Quando ministrar o sacramento? Em caso de doença grave, suspeita de risco, acidente ou também para pessoas de idade avançada. Algumas paróquias e comunidades costumam realizar periodicamente celebrações quando é ministrada a unção a pessoas doentes e idosas. Não há problema que, no decorrer de sua vida, a pessoa receba o sacramento mais de uma vez. Pessoas da minha família receberam-nos mais de uma vez. Nesse caso, a repetição denota o interesse do doente (ou idoso) com as coisas de Deus e a preocupação dos familiares e amigos.
É importante que se use o nome certo: “unção dos enfermos” e não “extrema unção” ou “últimos sacramentos”. Igualmente é salutar que a comunidade e família sintam a presença de Cristo junto ao doente e transmitam isto a ele.
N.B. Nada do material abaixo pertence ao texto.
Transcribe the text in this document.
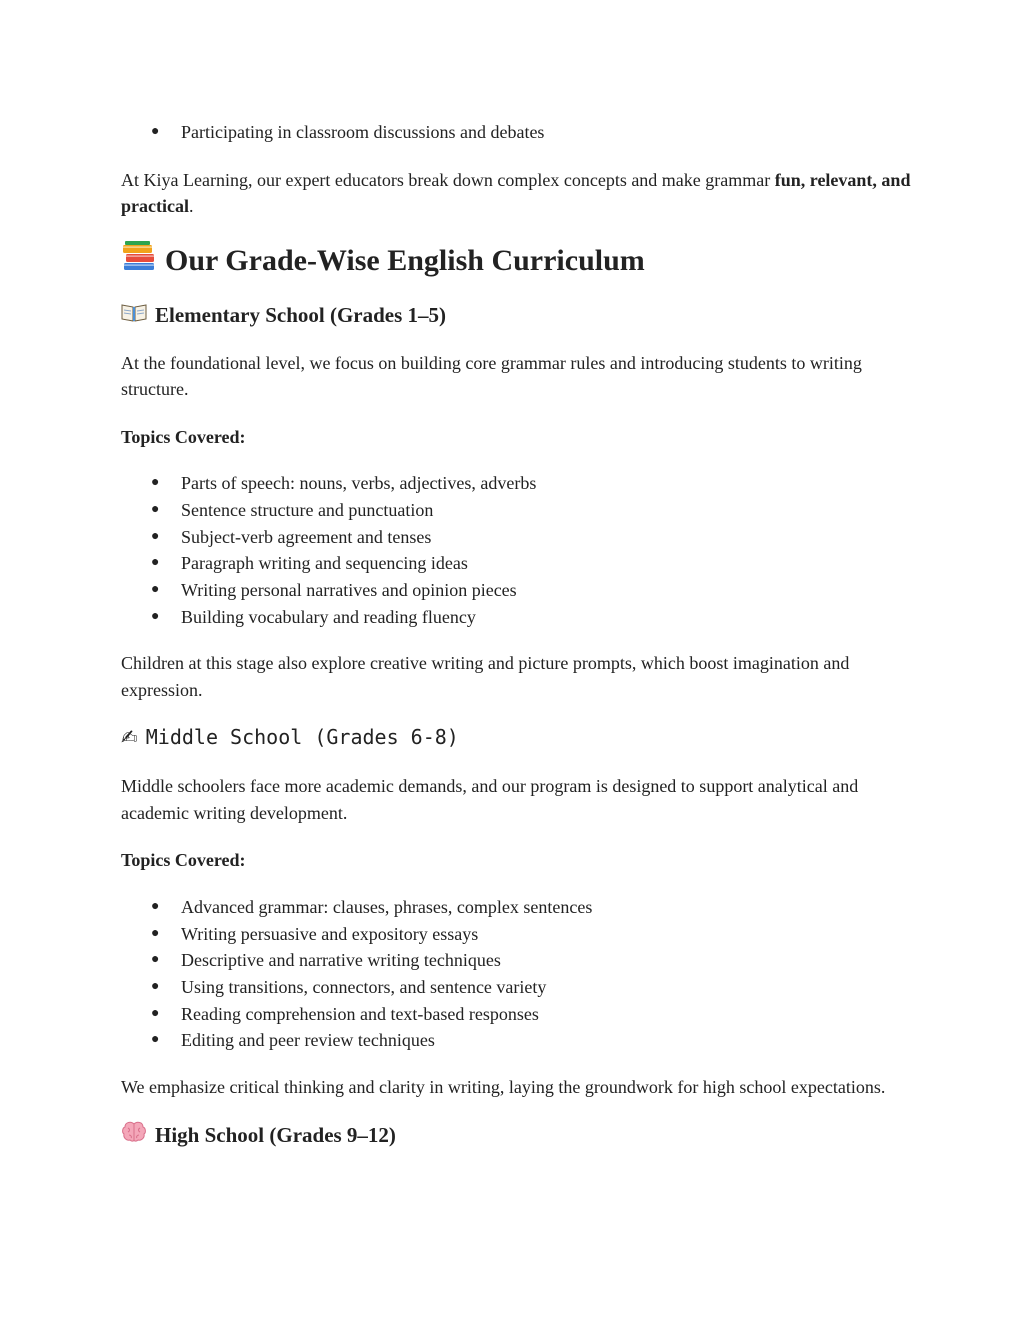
● Participating in classroom discussions and debates

At Kiya Learning, our expert educators break down complex concepts and make grammar fun, relevant, and practical.

Our Grade-Wise English Curriculum
Elementary School (Grades 1–5)

At the foundational level, we focus on building core grammar rules and introducing students to writing structure.

Topics Covered:

● Parts of speech: nouns, verbs, adjectives, adverbs
● Sentence structure and punctuation
● Subject-verb agreement and tenses
● Paragraph writing and sequencing ideas
● Writing personal narratives and opinion pieces
● Building vocabulary and reading fluency

Children at this stage also explore creative writing and picture prompts, which boost imagination and expression.

✍ Middle School (Grades 6-8)

Middle schoolers face more academic demands, and our program is designed to support analytical and academic writing development.

Topics Covered:

● Advanced grammar: clauses, phrases, complex sentences
● Writing persuasive and expository essays
● Descriptive and narrative writing techniques
● Using transitions, connectors, and sentence variety
● Reading comprehension and text-based responses
● Editing and peer review techniques

We emphasize critical thinking and clarity in writing, laying the groundwork for high school expectations.

High School (Grades 9–12)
Por isso, é prudente não agitá-lo, não perder o controle, não ficar dominado pela angústia, para que ele, submetido à prova, não enfraqueça sua fé e suporte a dor com fortaleza.
Reportando-se ao sacramento dos enfermos a fé cristã ensina que “a Igreja toda entrega os doentes aos cuidados do Senhor sofredor e glorificado, para que os alivie e os salve” (LG 11).
Um abraço para você!
subsídios bíblicos sobre o sacramento da Unção dos Enfermos
Mc 1,40ss; 6,13.35-42; Lc 4,38s; At 3, 1-8.16; 10, 38; Tg 5, 13ss; Cl 1, 24.
O autor é escritor, filósofo e Doutor em Teologia Moral. Autor de mais de 110 livros, entre eles “Sacramentos: sinais do amor de Deus”. Ed. Vozes, 2ª edição, 1997.